Thank you in advance, Enora
This package seems to have been forgotten. It took me a long time to discover that there were some issues with the load_chr section, so I made some modifications so that it could be used for mm39 analysis. However, my coding skills are poor, so I hope this can serve as a reference for you. acomiy_load_chr <- function(FASTA_FILE, CHR_NAMES=c("chr1","chr2","chr3","chr4","chr5","chr6","chr7","chr8","chr9","chr10","chr11","chr12","chr13","chr14","chr15","chr16","chr17","chr18","chr19","chr20","chr21","chr22","chrX","chrY")){
load FASTA
genomestrings <- Biostrings::readDNAStringSet(FASTA_FILE)
fasta_names <- sapply(strsplit(names(genomestrings), " "), [, 1)
names(genomestrings) <- fasta_names
CHRs <- genomestrings[CHR_NAMES]
chr_lengths <- BiocGenerics::width(CHRs)
seqinfo <- GenomeInfoDb::Seqinfo(seqnames = CHR_NAMES, seqlengths = chr_lengths)
seqinfo
}
FASTA_FILE <- '/home/acomiy/breastcancer/anno/Mus_musculus.GRCm39.dna_sm.primary_assembly.fa'
library(Biostrings)
genomestrings <- Biostrings::readDNAStringSet(FASTA_FILE)
fasta_names <- sapply(strsplit(names(genomestrings), " "), [, 1)

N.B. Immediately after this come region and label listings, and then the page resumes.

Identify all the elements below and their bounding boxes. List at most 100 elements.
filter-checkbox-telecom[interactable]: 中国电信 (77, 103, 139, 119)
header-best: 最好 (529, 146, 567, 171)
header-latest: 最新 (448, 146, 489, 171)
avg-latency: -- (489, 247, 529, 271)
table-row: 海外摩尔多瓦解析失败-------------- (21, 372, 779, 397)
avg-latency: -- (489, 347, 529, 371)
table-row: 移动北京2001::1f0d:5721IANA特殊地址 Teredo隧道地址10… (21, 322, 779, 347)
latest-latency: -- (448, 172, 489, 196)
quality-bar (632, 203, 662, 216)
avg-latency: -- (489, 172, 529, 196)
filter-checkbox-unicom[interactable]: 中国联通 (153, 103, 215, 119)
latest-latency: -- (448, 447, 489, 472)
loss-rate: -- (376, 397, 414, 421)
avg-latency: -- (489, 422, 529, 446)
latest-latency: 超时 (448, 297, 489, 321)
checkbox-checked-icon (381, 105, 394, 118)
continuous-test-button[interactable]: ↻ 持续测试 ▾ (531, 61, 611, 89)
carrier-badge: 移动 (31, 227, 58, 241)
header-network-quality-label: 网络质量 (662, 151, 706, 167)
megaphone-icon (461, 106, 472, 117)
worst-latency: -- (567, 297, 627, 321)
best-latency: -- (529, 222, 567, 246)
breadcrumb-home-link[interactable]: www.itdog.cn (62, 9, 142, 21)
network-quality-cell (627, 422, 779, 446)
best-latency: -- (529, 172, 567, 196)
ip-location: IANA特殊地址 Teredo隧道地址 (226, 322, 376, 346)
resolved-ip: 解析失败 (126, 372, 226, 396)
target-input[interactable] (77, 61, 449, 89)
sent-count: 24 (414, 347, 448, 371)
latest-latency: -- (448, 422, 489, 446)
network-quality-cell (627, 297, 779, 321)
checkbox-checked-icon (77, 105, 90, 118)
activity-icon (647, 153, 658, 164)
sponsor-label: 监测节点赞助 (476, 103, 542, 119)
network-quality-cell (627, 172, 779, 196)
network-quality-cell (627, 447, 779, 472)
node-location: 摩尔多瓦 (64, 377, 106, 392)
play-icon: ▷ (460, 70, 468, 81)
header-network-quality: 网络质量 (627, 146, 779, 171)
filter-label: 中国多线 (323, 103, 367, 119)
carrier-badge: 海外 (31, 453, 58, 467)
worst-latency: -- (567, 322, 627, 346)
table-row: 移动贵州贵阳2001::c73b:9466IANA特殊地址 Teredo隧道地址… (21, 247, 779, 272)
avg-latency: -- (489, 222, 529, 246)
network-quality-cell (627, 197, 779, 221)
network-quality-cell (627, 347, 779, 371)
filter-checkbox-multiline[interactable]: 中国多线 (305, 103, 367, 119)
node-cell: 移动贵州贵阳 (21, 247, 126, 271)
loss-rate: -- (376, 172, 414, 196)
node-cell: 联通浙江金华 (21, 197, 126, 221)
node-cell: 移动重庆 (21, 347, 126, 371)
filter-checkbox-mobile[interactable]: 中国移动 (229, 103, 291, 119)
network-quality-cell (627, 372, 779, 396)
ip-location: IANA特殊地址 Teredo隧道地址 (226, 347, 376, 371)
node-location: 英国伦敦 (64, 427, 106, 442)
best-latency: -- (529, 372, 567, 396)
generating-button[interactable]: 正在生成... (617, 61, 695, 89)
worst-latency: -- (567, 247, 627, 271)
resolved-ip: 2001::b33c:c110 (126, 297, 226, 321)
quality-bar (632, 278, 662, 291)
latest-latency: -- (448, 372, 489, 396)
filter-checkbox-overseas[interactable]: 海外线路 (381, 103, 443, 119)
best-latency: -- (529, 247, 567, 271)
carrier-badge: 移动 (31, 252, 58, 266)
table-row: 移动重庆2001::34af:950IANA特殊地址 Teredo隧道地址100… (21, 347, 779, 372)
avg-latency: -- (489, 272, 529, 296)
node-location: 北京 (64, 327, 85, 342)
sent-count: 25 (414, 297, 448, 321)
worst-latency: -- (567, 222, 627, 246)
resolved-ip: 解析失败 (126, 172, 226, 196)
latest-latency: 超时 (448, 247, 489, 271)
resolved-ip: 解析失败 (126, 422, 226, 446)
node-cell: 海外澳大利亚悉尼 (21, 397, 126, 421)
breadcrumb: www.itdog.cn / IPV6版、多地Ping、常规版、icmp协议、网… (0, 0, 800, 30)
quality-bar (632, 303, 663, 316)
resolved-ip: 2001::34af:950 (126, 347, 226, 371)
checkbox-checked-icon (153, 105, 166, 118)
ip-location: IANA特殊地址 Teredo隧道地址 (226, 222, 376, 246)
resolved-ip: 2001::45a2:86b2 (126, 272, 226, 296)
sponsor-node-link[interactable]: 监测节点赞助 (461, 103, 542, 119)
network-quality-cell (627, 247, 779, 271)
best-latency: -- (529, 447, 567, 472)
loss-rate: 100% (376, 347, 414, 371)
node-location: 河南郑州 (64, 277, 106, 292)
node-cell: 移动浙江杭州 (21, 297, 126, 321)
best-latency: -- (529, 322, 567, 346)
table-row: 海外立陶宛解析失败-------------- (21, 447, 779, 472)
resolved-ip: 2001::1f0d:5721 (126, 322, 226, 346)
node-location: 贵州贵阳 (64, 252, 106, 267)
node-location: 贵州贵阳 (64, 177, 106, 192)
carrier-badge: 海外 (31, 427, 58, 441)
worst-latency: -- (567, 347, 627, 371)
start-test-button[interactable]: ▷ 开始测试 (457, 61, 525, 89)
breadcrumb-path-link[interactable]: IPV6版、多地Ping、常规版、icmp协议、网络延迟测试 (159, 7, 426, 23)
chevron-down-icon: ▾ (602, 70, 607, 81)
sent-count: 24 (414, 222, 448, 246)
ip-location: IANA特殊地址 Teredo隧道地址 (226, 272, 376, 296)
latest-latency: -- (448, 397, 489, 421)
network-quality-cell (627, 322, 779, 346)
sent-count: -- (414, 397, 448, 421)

names(genomestrings) <- fasta_names
CHRs <- genomestrings[fasta_names]
chr_lengths <- BiocGenerics::width(CHRs)
seqinfo <- GenomeInfoDb::Seqinfo(seqnames = fasta_names, seqlengths = chr_lengths, genome = 'GRCm39')
GRCm39_SEQINFO <- seqinfo
VCF_FILE <- "/home/acomiy/breastcancer/WGS/circos/tumor_high_SV_impact.vcf" VCF_GZ <- bgzip(VCF_FILE, dest=tempfile(fileext = ".vcf.gz")) VCF_INDEX <- indexTabix(VCF_GZ, format="vcf") VCF_TAB <- TabixFile(VCF_GZ, index=VCF_INDEX) vcf_data <- readVcf(VCF_TAB, genome="GRCm39")
You need to modify part of the content in createVCFplot. I hope this helps.